Filtered through the book, especially in the last section, which he dedicates to poets he knew well or fleetingly, but who touched him profoundly, he writes about Gellu Naum, founder of surrealism in their native Romania, and the illimitable Ira Cohen, Judith Malina, Tuli Kupfeberg, Ted Joans, Philip Lamantia, Eugenio Granell, Sarane Alexandrian, Peter Orlovsky, Barney Rossett, Taylor Mead, Harold Norse, and others and more. Oisteanu is one of them but happily with us in the here and now creating poems and his “violin collages”, as he calls them, ten of which appear in the book, in parallel with his many public readings, and his art and literary criticism.

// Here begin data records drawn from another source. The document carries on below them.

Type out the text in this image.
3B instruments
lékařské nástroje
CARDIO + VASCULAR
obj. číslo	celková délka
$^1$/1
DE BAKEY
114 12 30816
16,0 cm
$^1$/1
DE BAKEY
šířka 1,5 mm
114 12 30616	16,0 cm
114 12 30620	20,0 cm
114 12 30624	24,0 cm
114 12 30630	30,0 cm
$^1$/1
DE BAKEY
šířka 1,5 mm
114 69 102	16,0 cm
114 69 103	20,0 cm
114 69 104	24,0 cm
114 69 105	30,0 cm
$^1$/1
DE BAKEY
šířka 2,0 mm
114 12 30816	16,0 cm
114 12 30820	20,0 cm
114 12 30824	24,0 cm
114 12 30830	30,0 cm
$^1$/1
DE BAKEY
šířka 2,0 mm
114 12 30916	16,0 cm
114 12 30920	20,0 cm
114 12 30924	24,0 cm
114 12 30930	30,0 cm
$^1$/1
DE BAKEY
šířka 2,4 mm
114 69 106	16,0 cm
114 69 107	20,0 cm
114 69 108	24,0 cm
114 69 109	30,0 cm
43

Rooted in Dada and surrealism, which he revivifies, ever present, ever new, sensitive to the least alteration in the cosmic weather, Anarchy for a Rainy Day sings.

Go ahead: turn the dial on your inner ear to these poems and listen. Oisteanu is conducting an ensemble of visible invisibles from "manic panic street", "The sky roaring above Souda Bay" while "cats are flying freely over. secret gardens."

His gardens, but also mine. and yours.